As regras sucessórias voltam a mexer-se em 2025. Depois de uma primeira alteração aplicada no início de janeiro, chega uma nova etapa ainda este ano, desta vez com foco nas taxas bancárias associadas às sucessões, com limites mais apertados e regras mais claras. Uma mudança que pode influenciar, de forma concreta, a maneira como as famílias lidam com uma herança.
Ajustes desde 1 de janeiro de 2025
Desde 1 de janeiro de 2025, entrou em vigor uma reforma destinada a tornar mais simples a gestão financeira imediata após um falecimento. O objetivo foi facilitar o pagamento de despesas urgentes e dos funerais através das contas do falecido. O tecto legal, que estava fixado em 5 000 euros, passou para 5 910 euros, permitindo cobrir melhor um funeral cujo custo médio ultrapassa agora 4 700 euros.
Na prática, as contas continuam a ficar bloqueadas no momento do óbito, mas o banco pode reembolsar quem adiantou os valores, desde que sejam apresentadas as faturas, até ao limite deste novo montante. Importa sublinhar que esta verba não se destina apenas às despesas funerárias: inclui também os chamados atos conservatórios, ou seja, encargos indispensáveis para evitar um agravamento da situação financeira (última renda, faturas urgentes, impostos pendentes, despesas médicas de fim de vida, entre outros).
Se o saldo existente não chegar para cobrir tudo, cabe aos herdeiros suportar a diferença. Ainda assim, existe a possibilidade de deduzir até 1 500 euros ao valor da sucessão, o que representa um pequeno alívio fiscal numa fase em que os custos se acumulam. Esta primeira reforma procurou, acima de tudo, reduzir a pressão financeira imediata e aliviar os procedimentos para as famílias em luto.
O que vai mudar
A partir de 13 de novembro de 2025, entra em vigor uma nova reforma, desta vez com impacto direto na forma como os bancos cobram os custos ligados ao tratamento das sucessões. A intenção é acabar com práticas muito díspares e, por vezes, abusivas, que faziam aumentar a fatura sem uma justificação transparente.
Taxas bancárias de sucessão a partir de 13 de novembro de 2025
Com as novas regras, qualquer sucessão inferior a 5 000 euros passará a ser totalmente gratuita. Assim, nenhuma instituição poderá cobrar pela abertura do processo, pelo encerramento das contas ou pelas transferências de ativos nestes casos, o que representa um alívio para cerca de um quarto das transmissões em França.
Para valores acima desse limite, os bancos terão de respeitar um tecto rígido de 1 % do montante total da sucessão. Este travão visa impedir cobranças arbitrárias que, nalgumas situações, podem ultrapassar 150 ou 200 euros por operações que, na prática, são padronizadas.
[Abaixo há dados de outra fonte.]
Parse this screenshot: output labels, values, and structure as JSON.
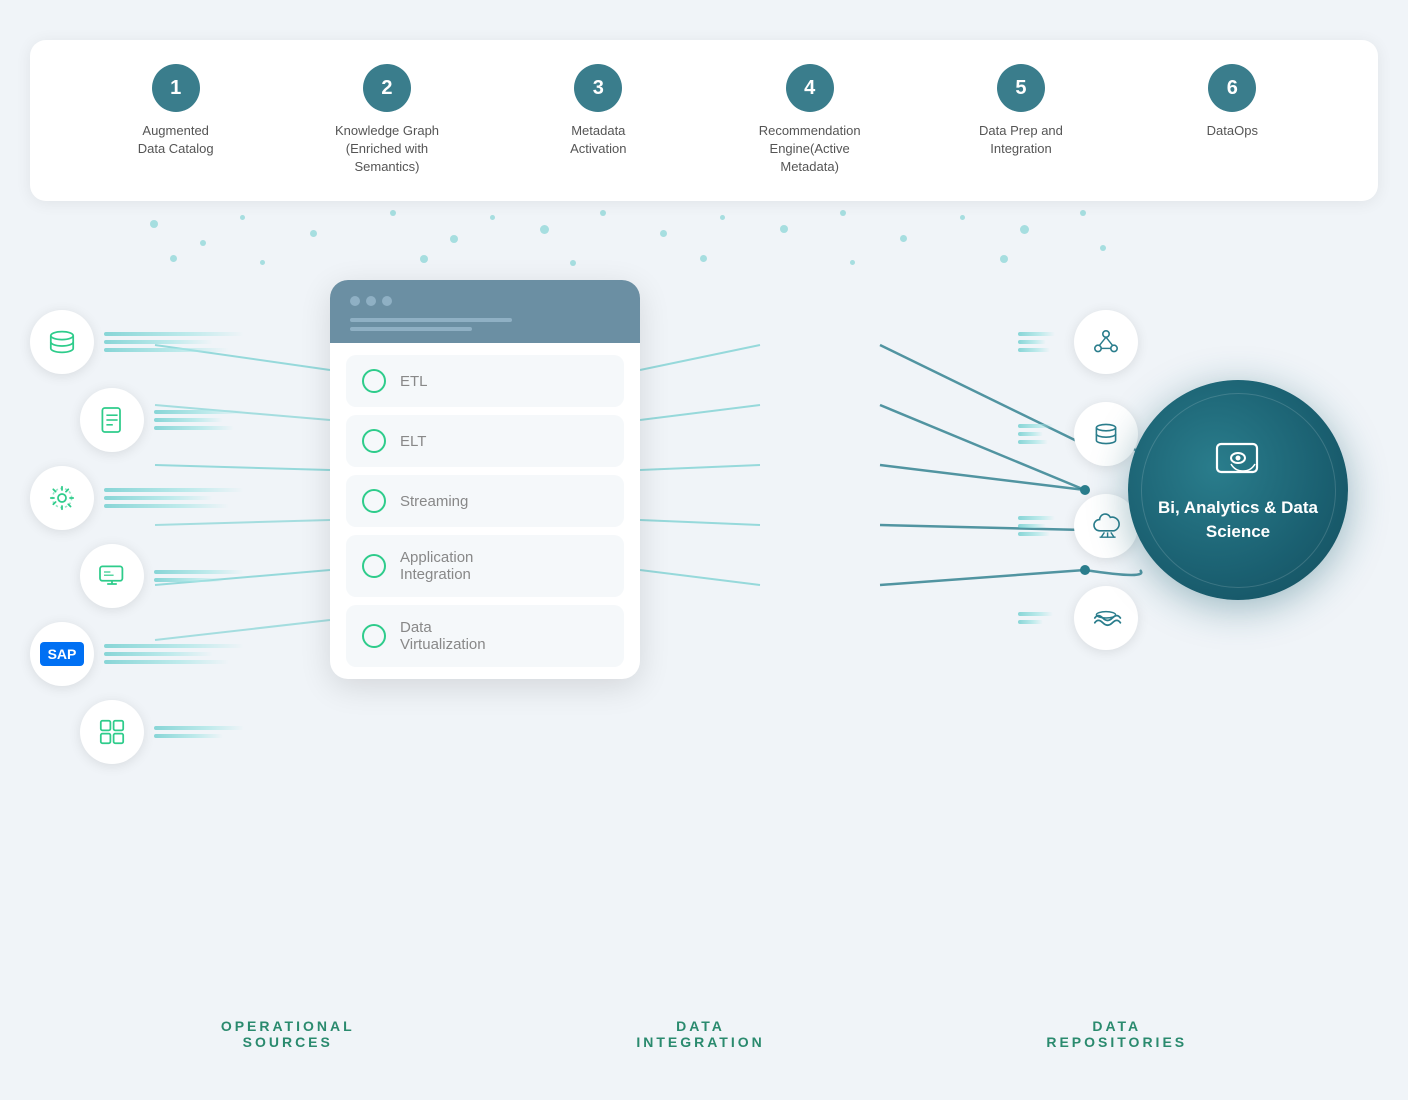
{
  "top_items": [
    {
      "number": "1",
      "label": "Augmented\nData Catalog"
    },
    {
      "number": "2",
      "label": "Knowledge Graph\n(Enriched with\nSemantics)"
    },
    {
      "number": "3",
      "label": "Metadata\nActivation"
    },
    {
      "number": "4",
      "label": "Recommendation\nEngine(Active\nMetadata)"
    },
    {
      "number": "5",
      "label": "Data Prep and\nIntegration"
    },
    {
      "number": "6",
      "label": "DataOps"
    }
  ],
  "integration_items": [
    {
      "id": "etl",
      "label": "ETL"
    },
    {
      "id": "elt",
      "label": "ELT"
    },
    {
      "id": "streaming",
      "label": "Streaming"
    },
    {
      "id": "app-integration",
      "label": "Application\nIntegration"
    },
    {
      "id": "data-virt",
      "label": "Data\nVirtualization"
    }
  ],
  "bottom_labels": [
    {
      "id": "operational",
      "line1": "OPERATIONAL",
      "line2": "SOURCES"
    },
    {
      "id": "data-integration",
      "line1": "DATA",
      "line2": "INTEGRATION"
    },
    {
      "id": "repositories",
      "line1": "DATA",
      "line2": "REPOSITORIES"
    }
  ],
  "bi_circle": {
    "title": "Bi, Analytics\n& Data Science"
  },
  "colors": {
    "teal": "#2a7d8c",
    "green": "#2ecc8b",
    "light_teal": "#5bc8c8"
  }
}
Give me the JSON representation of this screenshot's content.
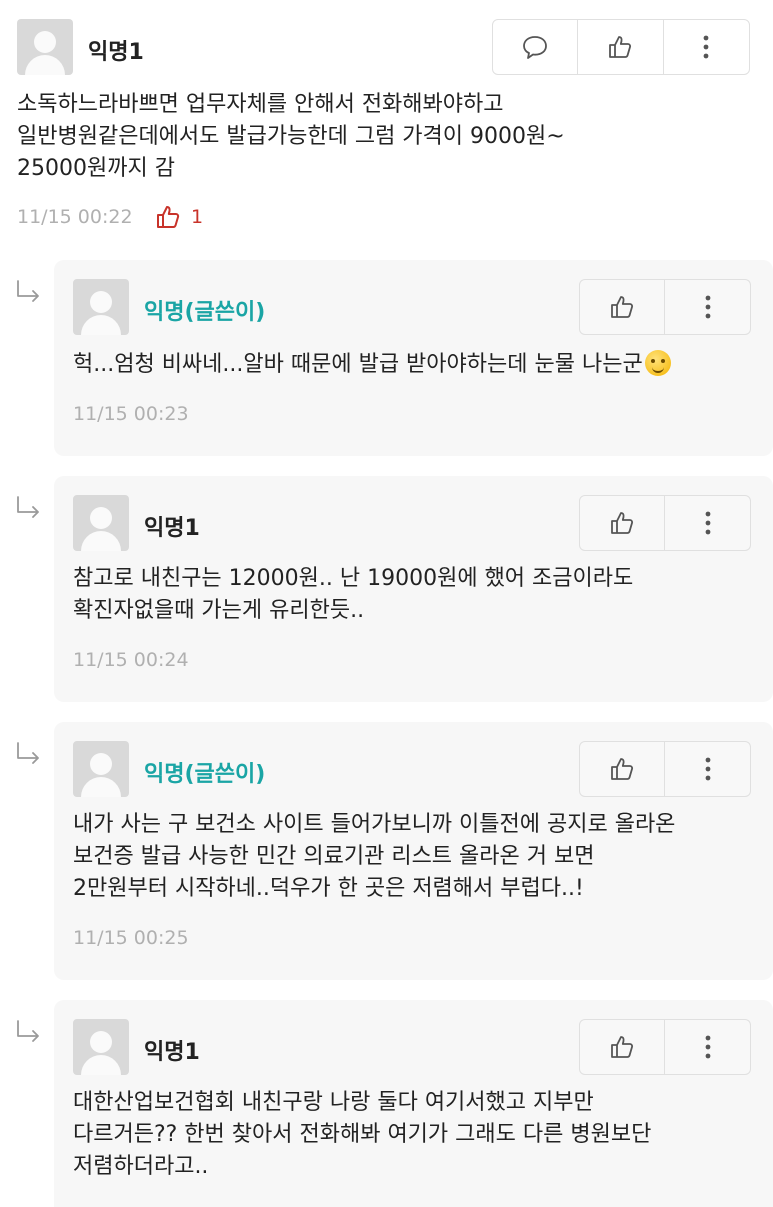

Se houver excesso, os herdeiros passam a ter uma base legal mais sólida para contestar.
Há ainda medidas adicionais: quando o falecimento envolver um menor, todos os procedimentos bancários serão integralmente gratuitos, uma exigência de princípio que associações defendiam há muito. Além disso, todo o setor bancário terá de adotar uma grelha tarifária unificada e pública, acessível a qualquer pessoa. A ideia é introduzir uma transparência inédita, para que cada família saiba, de forma objetiva, o que lhe será cobrado - e porquê.